Les Brèves sont préparées chaque semaine par le Service Economique Régional.

Brèves d’Afrique australe du 25.10.13

Faits saillants

Afrique du Sud : baisse de la prévision de croissance, déficits jumeaux élevés et progression rapide des ratios d’endettement (revue budgétaire de mi-parcours)
Angola : faiblesse des décaissements budgétaires en 2013 et perspective d’un fort déficit en 2014 (Budget 2014)
Zambie : suspension temporaire de la taxe sur les exportations des minerais non transformés

Afrique du Sud

Baisse de la prévision de croissance, déficits jumeaux élevés et progression rapide des ratios d’endettement (revue budgétaire de mi-parcours)

Présentant la revue budgétaire de mi-parcours, le Ministre des Finances a confirmé officiellement la baisse des prévisions de croissance pour 2013 et 2014, à +2,1 % et +3,0 %, contre respectivement +2,7 % et +3,8 % projetées en février dernier.
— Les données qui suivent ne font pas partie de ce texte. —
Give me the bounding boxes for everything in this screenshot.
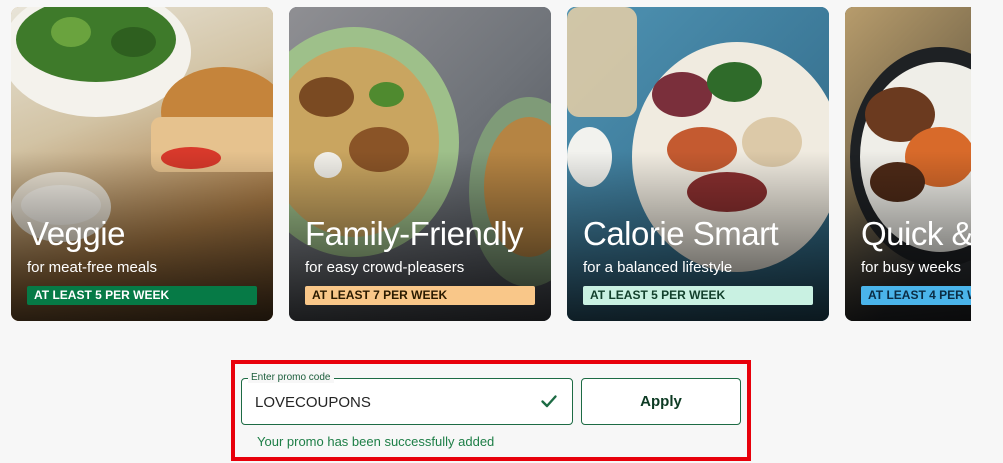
- plan-card-subtitle: for meat-free meals: [27, 259, 158, 276]
- plan-card-title: Calorie Smart: [583, 215, 779, 252]
- check-icon: [541, 395, 557, 408]
- plan-card-quick-easy[interactable]: Quick & Easy for busy weeks AT LEAST 4 P…: [845, 7, 971, 321]
- apply-button[interactable]: Apply: [581, 378, 741, 425]
- plan-card-subtitle: for busy weeks: [861, 259, 962, 276]
- plan-card-title: Quick & Easy: [861, 215, 971, 252]
- meal-plan-carousel: Veggie for meat-free meals AT LEAST 5 PE…: [0, 0, 971, 330]
- plan-card-badge: AT LEAST 5 PER WEEK: [583, 286, 813, 305]
- plan-card-badge: AT LEAST 4 PER WEEK: [861, 286, 971, 305]
- promo-success-message: Your promo has been successfully added: [257, 434, 495, 449]
- plan-card-title: Family-Friendly: [305, 215, 524, 252]
- promo-code-input[interactable]: LOVECOUPONS: [241, 378, 573, 425]
- promo-code-label: Enter promo code: [248, 372, 334, 383]
- plan-card-subtitle: for easy crowd-pleasers: [305, 259, 465, 276]
- plan-card-subtitle: for a balanced lifestyle: [583, 259, 733, 276]
- plan-card-badge: AT LEAST 7 PER WEEK: [305, 286, 535, 305]
- plan-card-veggie[interactable]: Veggie for meat-free meals AT LEAST 5 PE…: [11, 7, 273, 321]
- plan-card-badge: AT LEAST 5 PER WEEK: [27, 286, 257, 305]
- plan-card-calorie-smart[interactable]: Calorie Smart for a balanced lifestyle A…: [567, 7, 829, 321]
- plan-card-family-friendly[interactable]: Family-Friendly for easy crowd-pleasers …: [289, 7, 551, 321]
- promo-code-value: LOVECOUPONS: [255, 394, 371, 411]
- plan-card-title: Veggie: [27, 215, 125, 252]
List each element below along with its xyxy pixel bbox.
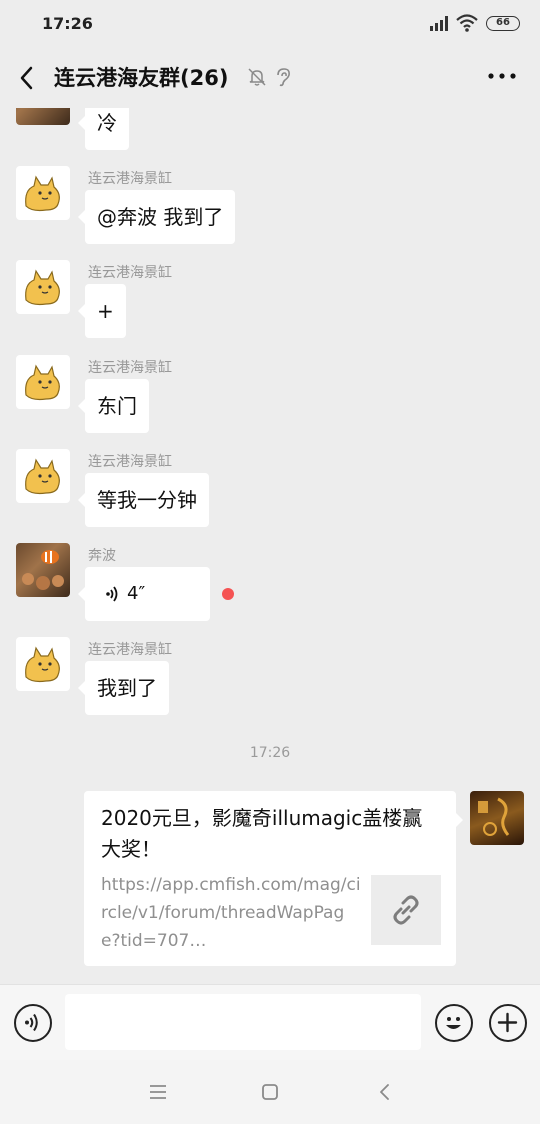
link-thumbnail xyxy=(371,875,441,945)
avatar[interactable] xyxy=(16,355,70,409)
plus-icon xyxy=(497,1012,518,1033)
bell-off-icon xyxy=(248,68,266,86)
cat-avatar-icon xyxy=(25,175,60,212)
voice-icon xyxy=(106,586,118,602)
avatar[interactable] xyxy=(16,543,70,597)
sender-name: 连云港海景缸 xyxy=(88,171,172,187)
signal-icon xyxy=(430,16,452,31)
status-bar: 17:26 66 xyxy=(0,0,540,48)
voice-icon xyxy=(25,1013,38,1032)
avatar[interactable] xyxy=(16,260,70,314)
plus-button[interactable] xyxy=(489,1004,527,1042)
chat-title: 连云港海友群(26) xyxy=(54,66,229,90)
ear-icon xyxy=(277,68,290,87)
cat-avatar-icon xyxy=(25,646,60,683)
voice-input-button[interactable] xyxy=(14,1004,52,1042)
avatar[interactable] xyxy=(16,108,70,125)
message-bubble[interactable]: 冷 xyxy=(78,108,129,150)
my-avatar[interactable] xyxy=(470,791,524,845)
menu-icon[interactable] xyxy=(149,1084,167,1100)
emoji-button[interactable] xyxy=(435,1004,473,1042)
home-icon[interactable] xyxy=(261,1083,279,1101)
voice-message-bubble[interactable]: 4″ xyxy=(78,567,210,621)
chat-header: 连云港海友群(26) xyxy=(0,48,540,108)
more-dots-icon[interactable] xyxy=(486,70,518,82)
sender-name: 连云港海景缸 xyxy=(88,454,172,470)
battery-icon: 66 xyxy=(486,16,520,31)
input-bar xyxy=(0,984,540,1060)
message-bubble[interactable]: 等我一分钟 xyxy=(78,473,209,527)
message-timestamp: 17:26 xyxy=(249,745,291,761)
avatar[interactable] xyxy=(16,637,70,691)
cat-avatar-icon xyxy=(25,364,60,401)
emoji-icon xyxy=(446,1017,461,1029)
link-card-title: 2020元旦，影魔奇illumagic盖楼赢大奖！ xyxy=(101,806,423,861)
message-bubble[interactable]: @奔波 我到了 xyxy=(77,190,236,244)
link-card-url: https://app.cmfish.com/mag/circle/v1/for… xyxy=(101,875,361,951)
dragon-avatar-icon xyxy=(478,797,510,836)
sender-name: 连云港海景缸 xyxy=(88,360,172,376)
message-bubble[interactable]: 我到了 xyxy=(78,661,169,715)
fish-avatar-icon xyxy=(22,550,64,590)
voice-duration: 4″ xyxy=(127,583,146,604)
wifi-icon xyxy=(456,14,478,32)
message-list[interactable]: 冷 连云港海景缸 @奔波 我到了 连云港海景缸 + 连云港海景缸 东门 连云港海… xyxy=(0,108,540,984)
link-card[interactable]: 2020元旦，影魔奇illumagic盖楼赢大奖！ https://app.cm… xyxy=(84,791,463,966)
back-arrow-icon[interactable] xyxy=(14,62,42,94)
avatar[interactable] xyxy=(16,166,70,220)
sender-name: 连云港海景缸 xyxy=(88,642,172,658)
message-input[interactable] xyxy=(65,994,421,1050)
sender-name: 奔波 xyxy=(88,548,116,564)
link-icon xyxy=(393,895,419,925)
system-nav-bar xyxy=(0,1060,540,1124)
nav-back-icon[interactable] xyxy=(377,1083,391,1101)
message-bubble[interactable]: + xyxy=(78,284,126,338)
sender-name: 连云港海景缸 xyxy=(88,265,172,281)
message-bubble[interactable]: 东门 xyxy=(78,379,149,433)
unread-dot xyxy=(222,588,234,600)
cat-avatar-icon xyxy=(25,269,60,306)
avatar[interactable] xyxy=(16,449,70,503)
status-time: 17:26 xyxy=(42,14,93,33)
cat-avatar-icon xyxy=(25,458,60,495)
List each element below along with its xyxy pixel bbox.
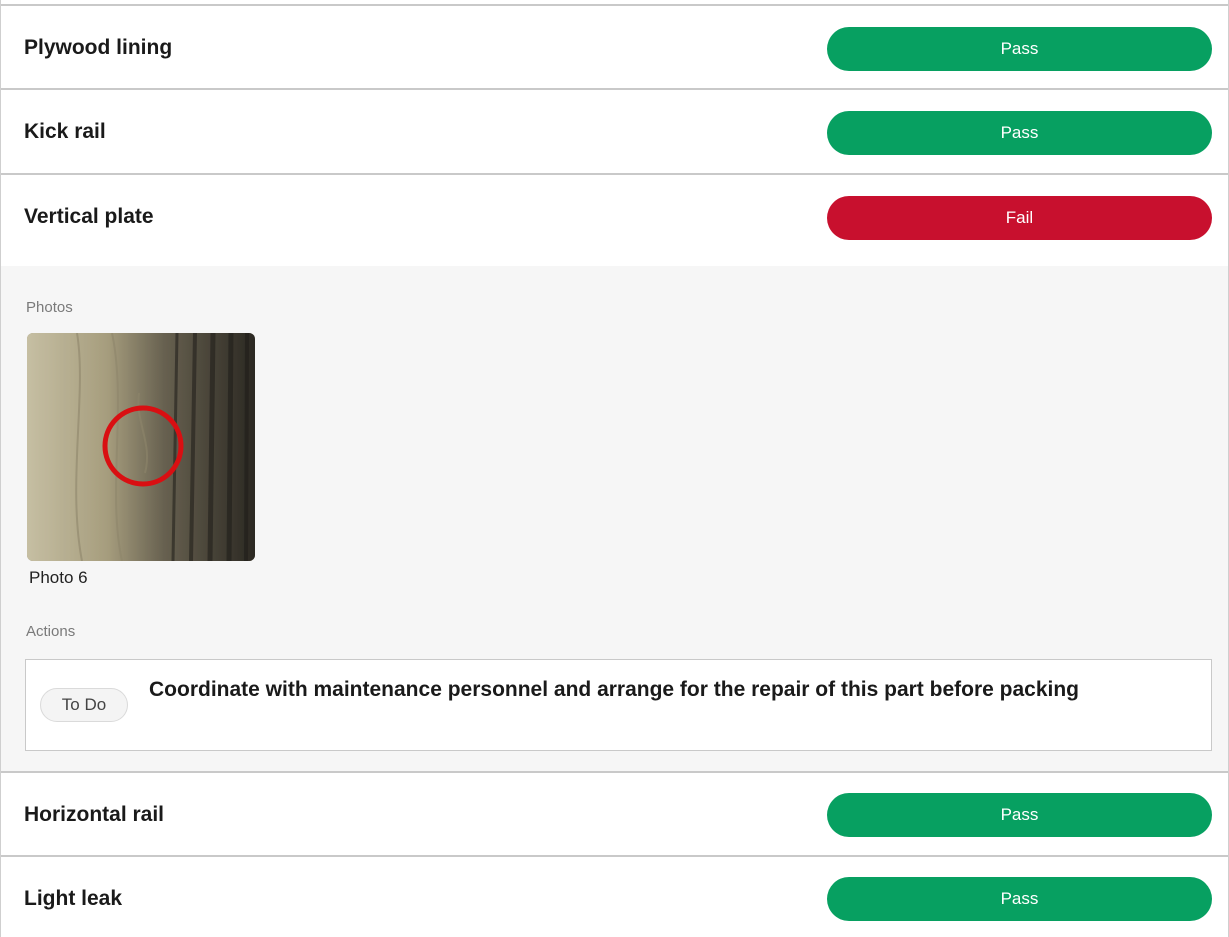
checklist-item-label: Horizontal rail (24, 803, 165, 826)
pass-button[interactable]: Pass (827, 793, 1212, 837)
checklist-row-light-leak: Light leak Pass (1, 855, 1228, 937)
photos-section-label: Photos (26, 299, 73, 316)
defect-photo-thumbnail[interactable] (27, 333, 255, 561)
checklist-item-label: Light leak (24, 887, 123, 910)
checklist-item-label: Vertical plate (24, 205, 154, 228)
pass-button[interactable]: Pass (827, 877, 1212, 921)
checklist-row-plywood-lining: Plywood lining Pass (1, 4, 1228, 88)
defect-photo-image (27, 333, 255, 561)
checklist-item-label: Plywood lining (24, 36, 173, 59)
todo-status-badge[interactable]: To Do (40, 688, 128, 722)
inspection-checklist: Plywood lining Pass Kick rail Pass Verti… (0, 0, 1229, 937)
pass-button[interactable]: Pass (827, 111, 1212, 155)
pass-button[interactable]: Pass (827, 27, 1212, 71)
checklist-item-label: Kick rail (24, 120, 106, 143)
fail-button[interactable]: Fail (827, 196, 1212, 240)
checklist-row-vertical-plate: Vertical plate Fail (1, 173, 1228, 266)
action-description: Coordinate with maintenance personnel an… (149, 678, 1079, 701)
checklist-row-kick-rail: Kick rail Pass (1, 88, 1228, 175)
action-item-card[interactable]: To Do Coordinate with maintenance person… (25, 659, 1212, 751)
checklist-row-horizontal-rail: Horizontal rail Pass (1, 771, 1228, 857)
actions-section-label: Actions (26, 623, 76, 640)
photo-caption: Photo 6 (29, 568, 88, 587)
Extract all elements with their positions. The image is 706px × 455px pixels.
Malgré un déficit budgétaire moins élevé qu’attendu pour cette année (-4,2 % du PIB, contre -4,6 %), essentiellement lié à une modification de la méthodologie intégrant désormais les provisions exceptionnelles, l’objectif d’un déficit de -3,0 % du PIB a été une nouvelle fois reporté d’une année, à 2016/17. La dette publique brute (hors dette des entreprises publiques, dont certaines bénéficient d’une garantie de l’Etat) devrait augmenter rapidement, passant de 44,8 % en 2013/14 à un pic de 47,7 % en 2016/17 (contre 27,0 % du PIB pour mémoire en 2008/09). La faiblesse des marges d’action soulève des incertitudes quant au maintien de la notation souveraine du pays dans les prochains mois, alors que se profile une année électorale par nature peu propice à des efforts supplémentaires en termes de consolidation budgétaire. A noter qu’en dépit de la dépréciation rapide du Rand, le déficit courant resterait durablement élevé au cours des trois prochaines années (avec une prévision de 6,1 % du PIB en 2016).

Ralentissement de l’inflation en septembre, dans la limite haute de la fourchette de la SARB

En septembre, le taux d’inflation s’est élevé à +6,0 % en g.a, après +6,4 % en août, soit une hausse moyenne des prix à la consommation de +5,9 % sur les 9 premiers mois de l’année. Le ralentissement de l’inflation a principalement résulté de la modération des prix du pétrole (+12,8 % en g.a en septembre, après +23,0 % en août) et des denrées alimentaires (+6,0 % en septembre, après +7,4 % en août). A noter que la plus forte progression a été enregistrée par les prix administrés (qui composent 18,5 % de l’indice des prix), en hausse de +8,9 % en g.a. Le rythme d’inflation reste au niveau de la borne supérieure de la cible de la Banque centrale (3 % à 6 %). Reflet des tensions inflationnistes persistantes, le taux d’inflation sous-jacente (hors alimentation, pétrole et énergie) s’est élevé à +5,3 % en g.a en septembre, après +5,1 % en août.

Légère hausse de l’indice composite de la Banque centrale en août

L’indice composite de la Banque centrale (« leading indicator ») a progressé de +1,7 % en g.a en août à 101,4 points (base 100 en 2010), après 100,7 points en juillet, principalement en raison de l’augmentation du nombre de mises en chantier dans l’immobilier résidentiel et de la hausse de la valeur des actifs financiers cotés sur le Johannesburg Stock Exchange. La progression de l’indice composite a néanmoins été atténuée par la contribution négative de la composante « ventes de véhicules neufs » et « cycle des affaires ». L’indice composite se situe encore à un niveau inférieur à celui atteint en février (102,8 points).